Under the terms of the merger agreement, AMF shareholders will receive $25.00 in cash for each common share.

AMF is a Richmond, Va.-based operating of bowling centers and manufacturer of bowling and billiards products.

Pliant replaces loan

Pliant Corp. said Friday that it replaced its existing term loan and revolving credit facilities with a new $100 million five-year asset-based revolver as part of a refinancing that also included the sale of new senior secured discount notes.

Pliant said it completed the sale of $306 million principal amount at maturity of its 11 1/8% senior secured discount notes due 2009. The net proceeds from the offering of the notes, in the amount of about $225.3 million, together with borrowings under the new revolver, were used to pay off Pliant's outstanding debt under its existing term loan facilities totaling about $239.6 million, eliminating all principal amortization payments until 2009.

Pliant said the payoff of the term debt (which had variable rates of interest) has substantially reduced the company's exposure to interest rate risk.

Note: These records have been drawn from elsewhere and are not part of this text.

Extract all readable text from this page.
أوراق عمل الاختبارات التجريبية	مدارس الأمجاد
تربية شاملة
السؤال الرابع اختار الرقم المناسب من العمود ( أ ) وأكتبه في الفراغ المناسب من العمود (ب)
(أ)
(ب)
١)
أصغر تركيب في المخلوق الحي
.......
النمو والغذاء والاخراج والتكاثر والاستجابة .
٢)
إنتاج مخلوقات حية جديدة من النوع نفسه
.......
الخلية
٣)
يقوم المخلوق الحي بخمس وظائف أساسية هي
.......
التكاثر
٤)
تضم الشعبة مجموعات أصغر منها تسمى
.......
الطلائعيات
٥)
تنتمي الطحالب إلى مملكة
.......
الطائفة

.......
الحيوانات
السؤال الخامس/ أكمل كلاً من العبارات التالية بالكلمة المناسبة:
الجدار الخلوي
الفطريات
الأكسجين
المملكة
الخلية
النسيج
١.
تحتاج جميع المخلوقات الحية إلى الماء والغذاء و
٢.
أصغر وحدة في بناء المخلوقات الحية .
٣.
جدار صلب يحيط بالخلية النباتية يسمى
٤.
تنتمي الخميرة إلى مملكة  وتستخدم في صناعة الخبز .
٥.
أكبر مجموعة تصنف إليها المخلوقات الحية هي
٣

The new revolving credit facility also has no financial covenants through the first $75 million in borrowings, after which there is only a fixed charge ratio of 1.1-to-1.

Pliant said that although the effective interest rate on the notes is higher than the interest rate on the paid-off term loans, sale of the notes and the new revolver have enabled the company to realize greater short-term liquidity and flexibility in its debt structure.

Schaumburg, Ill.-based Pliant is a producer of value-added film and flexible packaging products for personal care, medical, food, industrial and agricultural markets.